Я еще понял, что все сказанное нами вслух исчезает. Это другое свойство памяти: там все немые, и все общаются на уровне эха. Вроде бы там двигают губами и передают, как тени во снах, свои мысли, и ты вроде бы знаешь, что было сказано, но доподлинно обозначить это буквами уже невозможно. Поэтому в моем Музее не будет диалогов, и даже смотрителям, если честно, надо запретить говорить что-либо, кроме заранее записанных монологов. Поэтому я запоминаю самое острое, когда осторожно спрашиваю: «Ну ты же понимаешь, что она прилетела-то к тебе? Что-то, может, и не сложилось, и ей понадобилось взять меня в попутчики, но она летела к тебе. Бро, она летела к тебе. Ты что, бро, совсем не врубаешься в женщин?!
You fuckin’ not realizing that she’s been living with the idea of you?!. Getting this fucking visa thing and then buying these ridiculously expensive tickets, which were like… Idk, like thousand bucks or something and she was taking this fucking short as fuck vacation to just fly over the continents and fucking insane ocean to just spend miserable three days here in Cali. But she couldn’t know what it was like here, so the only true reason must have been you, you!» – Выкрикивая ему это в самодовольную песью, соколиную рожу, я чувствую острый укол ревности. Пожалуй, впервые мы меняемся местами: странно, это он должен был ревновать ее ко мне, а ревную я. Столько усилий, столько чертовой унизительной ненависти к самой себе и любви к нему, к роботу – Попутчица не заслужила этого. Кроме самодовольной, спрятанной в неподвижном взгляде усмешечки, он никак не реагирует, но я кажусь себе вставшим на его место в Фениксе, и наоборот, что это он привез ее ко мне. Но он насмешлив, будто мы говорим не о живом человеке – не о живой чертовой Вселенной, впихнутой в маленькое совершенное тело, – а о другом таком же роботе, запрятавшем всю свою искренность в чертовы формы абзацев и букв. «Как-то в голову не приходило», – пускает беспечное дымное колечко, пожимает плечами. Убийца в своем праве.
Выходит, в моей Вселенной только я бы умолял женщину приехать ко мне, совершить чудо, побыть со мной, вынуть меня из болота смерти, из эмиграции, из неродной уродливой страны, из неродной, прожженной дьяволовым огнем реальности, стать ведьмочкой для меня, утешить огонь в нас… Он сокол, он пес в хорошем смысле слова «пес» – он бог псов, машина, он Цифра, по крайней мере, молится цифре.
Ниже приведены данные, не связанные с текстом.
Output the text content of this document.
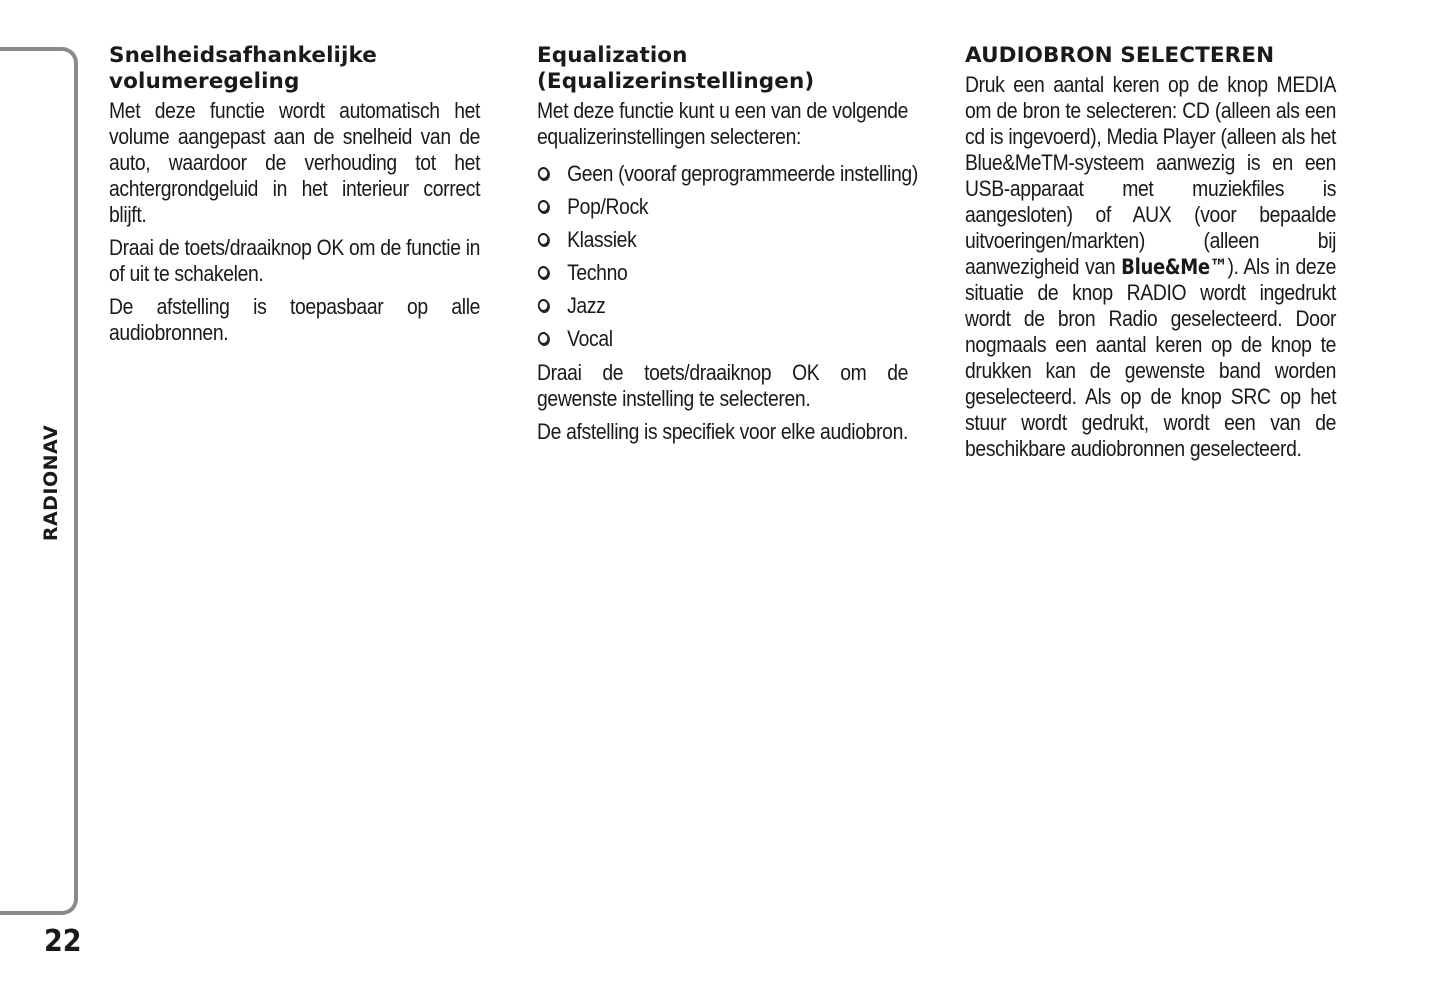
RADIONAV
22
Snelheidsafhankelijke
volumeregeling

Met deze functie wordt automatisch het volume aangepast aan de snelheid van de auto, waardoor de verhouding tot het achtergrondgeluid in het interieur correct blijft.

Draai de toets/draaiknop OK om de functie in of uit te schakelen.

De afstelling is toepasbaar op alle audiobronnen.

Equalization
(Equalizerinstellingen)

Met deze functie kunt u een van de volgende equalizerinstellingen selecteren:

Geen (vooraf geprogrammeerde instelling)
Pop/Rock
Klassiek
Techno
Jazz
Vocal

Draai de toets/draaiknop OK om de gewenste instelling te selecteren.

De afstelling is specifiek voor elke audiobron.

AUDIOBRON SELECTEREN

Druk een aantal keren op de knop MEDIA om de bron te selecteren: CD (alleen als een cd is ingevoerd), Media Player (alleen als het Blue&MeTM-systeem aanwezig is en een USB-apparaat met muziekfiles is aangesloten) of AUX (voor bepaalde uitvoeringen/markten) (alleen bij aanwezigheid van Blue&Me™). Als in deze situatie de knop RADIO wordt ingedrukt wordt de bron Radio geselecteerd. Door nogmaals een aantal keren op de knop te drukken kan de gewenste band worden geselecteerd. Als op de knop SRC op het stuur wordt gedrukt, wordt een van de beschikbare audiobronnen geselecteerd.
У той все okay. У нее нет колебаний, или двух возможных мнений, или парадоксов. Цифра – это цифра: если исключен ноль, значит, единица; если исключена единица – значит, ноль; если исключить не выходит – нужно больше данных, но не бывает квантовой все-возможности. Красота цифры (опасная – потому что с этого начнутся с нею парадоксы) в том, что ее можно разложить на десятые, сотые, тысячные, миллиардные. Но, как бы то ни было, в цифре живешь на освещенной, доказанной стороне бытия.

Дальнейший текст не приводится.